Par ailleurs, le quotidien colombien publie un éditorial qui s'oppose fermement à la réélection du président. "Le slogan principal du gouvernement Uribe, depuis la campagne électorale de 2002, est que la 'sécurité démocratique' va mettre en déroute la guérilla, cause, selon lui, de tous les maux du pays. A la tête du gouvernement en tant que représentant des ploutocrates et d'une nouvelle caste de propriétaires terriens, le président Uribe, qui a appuyé Bush lors de son invasion de l'Irak, va persister dans son travail de sape contre les travailleurs et le peuple colombien en général. Avec sa réélection probable, il continuera son bla-bla à nous en donner la nausée." Le quotidien colombien pointe les difficultés que connaît le président dans les négociations avec la guérilla des FARC (Forces armées révolutionnaires de Colombie), qui détient toujours plus de 3 000 otages.
Le quotidien économique La Republica se réjouit pour sa part de la candidature d'Uribe. "Dans ce quotidien, nous soutenons cette nomination, qui devrait aussi recevoir un large soutien populaire et nous souhaitons un second mandat du président. Parce que, sous son administration, l'économie a été gérée de façon adéquate. La Colombie a déjà un taux de croissance de 5 % pour cette année. Divers indicateurs, comme le produit intérieur brut (PIB) ou l'emploi, sont des signes clairs de la relance économique. La politique de 'sécurité démocratique' a su restaurer l'ordre. De tels résultats positifs, que personne ne peut contester objectivement, confirment la nécessité de poursuivre le chemin tracé jusqu'à maintenant, tant en matière de sécurité qu'en politique économique. Nous considérons que le président Uribe est la meilleure option électorale, au-delà des partis. Il connaît les problèmes du pays, et il a démontré sa capacité à les gérer. Nous pensons que son engagement social est sincère, pas populiste, et qu'il possède suffisamment de leadership pour transformer ses rêves en réalités."

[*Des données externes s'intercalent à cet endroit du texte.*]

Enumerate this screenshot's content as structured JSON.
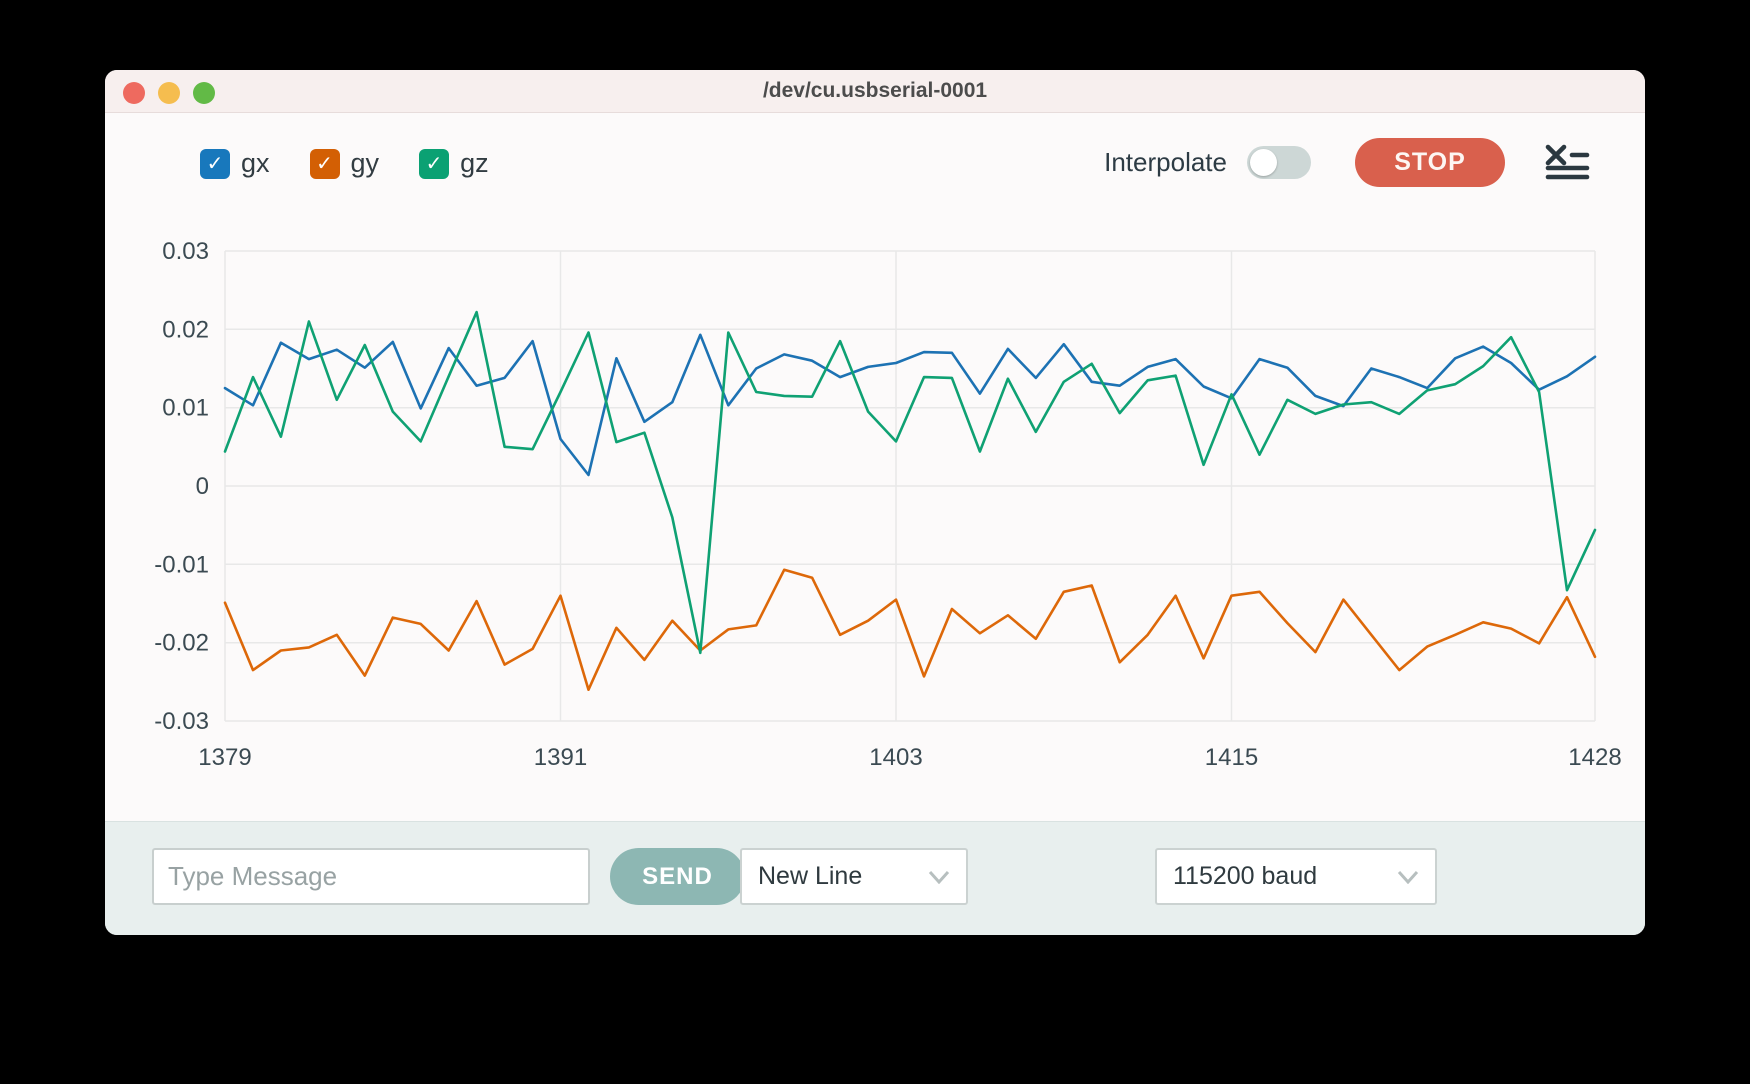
{
  "window": {
    "title": "/dev/cu.usbserial-0001"
  },
  "toolbar": {
    "interpolate_label": "Interpolate",
    "interpolate_state": "off",
    "stop_label": "STOP",
    "clear_icon": "clear-plot-list-icon"
  },
  "colors": {
    "titlebar_bg": "#f7efee",
    "stop_button": "#d9604d",
    "send_button": "#8db7b3",
    "bottom_bar_bg": "#e8efee",
    "gx": "#1d72b3",
    "gy": "#dd6809",
    "gz": "#0fa173"
  },
  "chart_data": {
    "type": "line",
    "title": "",
    "xlabel": "",
    "ylabel": "",
    "ylim": [
      -0.03,
      0.03
    ],
    "grid": true,
    "legend_position": "top-left",
    "yticks": [
      0.03,
      0.02,
      0.01,
      0,
      -0.01,
      -0.02,
      -0.03
    ],
    "xticks": [
      1379,
      1391,
      1403,
      1415,
      1428
    ],
    "x_values": [
      1379,
      1380,
      1381,
      1382,
      1383,
      1384,
      1385,
      1386,
      1387,
      1388,
      1389,
      1390,
      1391,
      1392,
      1393,
      1394,
      1395,
      1396,
      1397,
      1398,
      1399,
      1400,
      1401,
      1402,
      1403,
      1404,
      1405,
      1406,
      1407,
      1408,
      1409,
      1410,
      1411,
      1412,
      1413,
      1414,
      1415,
      1416,
      1417,
      1418,
      1419,
      1420,
      1421,
      1422,
      1423,
      1424,
      1425,
      1426,
      1427,
      1428
    ],
    "series": [
      {
        "name": "gx",
        "color": "#1d72b3",
        "checkbox_color": "#1878bc",
        "checked": true,
        "values": [
          0.0125,
          0.0103,
          0.0183,
          0.0162,
          0.0174,
          0.0151,
          0.0184,
          0.0099,
          0.0176,
          0.0128,
          0.0138,
          0.0185,
          0.006,
          0.0014,
          0.0163,
          0.0082,
          0.0107,
          0.0193,
          0.0103,
          0.015,
          0.0168,
          0.016,
          0.0139,
          0.0152,
          0.0157,
          0.0171,
          0.017,
          0.0118,
          0.0175,
          0.0138,
          0.0181,
          0.0133,
          0.0128,
          0.0152,
          0.0162,
          0.0127,
          0.0112,
          0.0162,
          0.0151,
          0.0115,
          0.0102,
          0.015,
          0.0139,
          0.0125,
          0.0163,
          0.0178,
          0.0157,
          0.0123,
          0.014,
          0.0165
        ]
      },
      {
        "name": "gy",
        "color": "#dd6809",
        "checkbox_color": "#d35f04",
        "checked": true,
        "values": [
          -0.0149,
          -0.0235,
          -0.021,
          -0.0206,
          -0.019,
          -0.0242,
          -0.0168,
          -0.0176,
          -0.021,
          -0.0147,
          -0.0228,
          -0.0208,
          -0.014,
          -0.026,
          -0.0181,
          -0.0222,
          -0.0172,
          -0.021,
          -0.0183,
          -0.0178,
          -0.0107,
          -0.0117,
          -0.019,
          -0.0172,
          -0.0145,
          -0.0243,
          -0.0157,
          -0.0188,
          -0.0165,
          -0.0195,
          -0.0135,
          -0.0127,
          -0.0225,
          -0.019,
          -0.014,
          -0.022,
          -0.014,
          -0.0135,
          -0.0175,
          -0.0212,
          -0.0145,
          -0.019,
          -0.0235,
          -0.0205,
          -0.019,
          -0.0174,
          -0.0182,
          -0.0201,
          -0.0142,
          -0.0218
        ]
      },
      {
        "name": "gz",
        "color": "#0fa173",
        "checkbox_color": "#0ba173",
        "checked": true,
        "values": [
          0.0044,
          0.0139,
          0.0063,
          0.021,
          0.011,
          0.018,
          0.0095,
          0.0057,
          0.014,
          0.0222,
          0.005,
          0.0047,
          0.012,
          0.0196,
          0.0056,
          0.0068,
          -0.004,
          -0.0213,
          0.0196,
          0.012,
          0.0115,
          0.0114,
          0.0185,
          0.0095,
          0.0057,
          0.0139,
          0.0138,
          0.0044,
          0.0137,
          0.0069,
          0.0133,
          0.0156,
          0.0093,
          0.0135,
          0.0141,
          0.0027,
          0.0117,
          0.004,
          0.011,
          0.0092,
          0.0104,
          0.0107,
          0.0092,
          0.0122,
          0.013,
          0.0153,
          0.019,
          0.012,
          -0.0133,
          -0.0056
        ]
      }
    ]
  },
  "bottom_bar": {
    "message_placeholder": "Type Message",
    "message_value": "",
    "send_label": "SEND",
    "line_ending_selected": "New Line",
    "baud_selected": "115200 baud"
  }
}
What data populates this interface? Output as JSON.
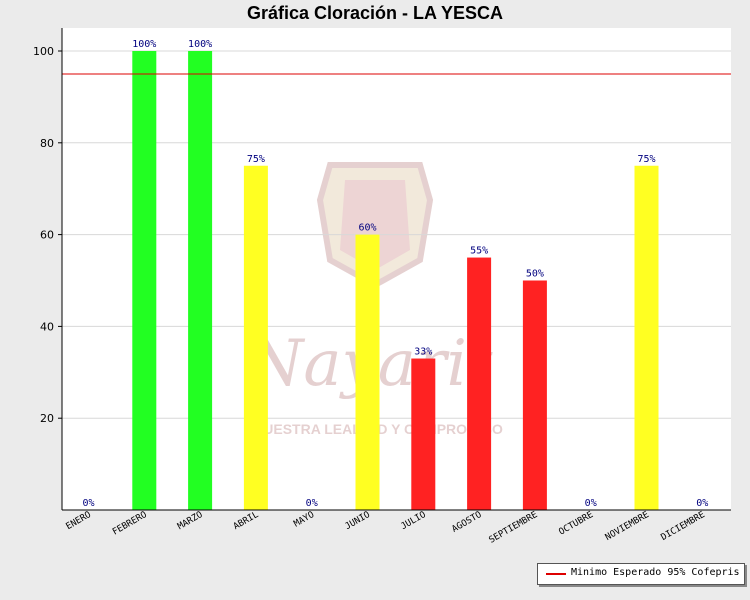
{
  "chart_data": {
    "type": "bar",
    "title": "Gráfica Cloración - LA YESCA",
    "categories": [
      "ENERO",
      "FEBRERO",
      "MARZO",
      "ABRIL",
      "MAYO",
      "JUNIO",
      "JULIO",
      "AGOSTO",
      "SEPTIEMBRE",
      "OCTUBRE",
      "NOVIEMBRE",
      "DICIEMBRE"
    ],
    "values": [
      0,
      100,
      100,
      75,
      0,
      60,
      33,
      55,
      50,
      0,
      75,
      0
    ],
    "data_labels": [
      "0%",
      "100%",
      "100%",
      "75%",
      "0%",
      "60%",
      "33%",
      "55%",
      "50%",
      "0%",
      "75%",
      "0%"
    ],
    "bar_colors": [
      "#22ff22",
      "#22ff22",
      "#22ff22",
      "#ffff22",
      "#ffff22",
      "#ffff22",
      "#ff2222",
      "#ff2222",
      "#ff2222",
      "#ff2222",
      "#ffff22",
      "#ffff22"
    ],
    "ylim": [
      0,
      100
    ],
    "yticks": [
      20,
      40,
      60,
      80,
      100
    ],
    "threshold": {
      "value": 95,
      "color": "#dd0000",
      "label": "Minimo Esperado 95% Cofepris"
    },
    "grid": true,
    "legend_position": "bottom-right",
    "watermark_text": [
      "Nayarit",
      "NUESTRA LEALTAD Y COMPROMISO"
    ]
  }
}
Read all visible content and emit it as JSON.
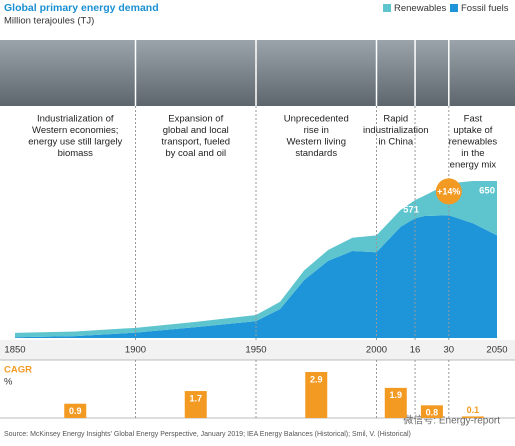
{
  "chart_data": {
    "type": "area",
    "title": "Global primary energy demand",
    "subtitle": "Million terajoules (TJ)",
    "x": [
      1850,
      1875,
      1900,
      1925,
      1950,
      1960,
      1970,
      1980,
      1990,
      2000,
      2010,
      2016,
      2020,
      2030,
      2040,
      2050
    ],
    "xlim": [
      1850,
      2050
    ],
    "xticks": [
      1850,
      1900,
      1950,
      2000,
      {
        "value": 2016,
        "label": "16"
      },
      {
        "value": 2030,
        "label": "30"
      },
      2050
    ],
    "series": [
      {
        "name": "Fossil fuels",
        "color": "#1e95d8",
        "values": [
          3,
          8,
          22,
          45,
          70,
          120,
          240,
          320,
          360,
          355,
          460,
          496,
          505,
          508,
          475,
          425
        ]
      },
      {
        "name": "Renewables",
        "color": "#5ec5cf",
        "values": [
          18,
          19,
          20,
          22,
          25,
          30,
          40,
          45,
          55,
          70,
          70,
          75,
          85,
          132,
          175,
          225
        ]
      }
    ],
    "total_labels": [
      {
        "x": 2016,
        "value": 571
      },
      {
        "x": 2050,
        "value": 650
      }
    ],
    "annotation": {
      "text": "+14%",
      "x": 2030
    },
    "era_labels": [
      [
        "Industrialization of",
        "Western economies;",
        "energy use still largely",
        "biomass"
      ],
      [
        "Expansion of",
        "global and local",
        "transport, fueled",
        "by coal and oil"
      ],
      [
        "Unprecedented",
        "rise in",
        "Western living",
        "standards"
      ],
      [
        "Rapid",
        "industrialization",
        "in China"
      ],
      null,
      [
        "Fast",
        "uptake of",
        "renewables",
        "in the",
        "energy mix"
      ]
    ],
    "cagr_title": "CAGR",
    "cagr_unit": "%",
    "cagr_color": "#f39a23",
    "cagr_values": [
      0.9,
      1.7,
      2.9,
      1.9,
      0.8,
      0.1
    ],
    "source": "Source: McKinsey Energy Insights' Global Energy Perspective, January 2019; IEA Energy Balances (Historical); Smil, V. (Historical)",
    "watermark": "微信号: Energy-report"
  }
}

De son côté, le quotidien El Tiempo espère que "la campagne électorale sera intense et occasionnera une grande confrontation idéologique autour de la gestion et des propositions du président-candidat. Il serait bon pour le pays que le débat ne se réduise pas à des attaques personnelles et soit riche de propositions viables, qui répondent aux besoins d'un pays soumis à une profonde crise sociale."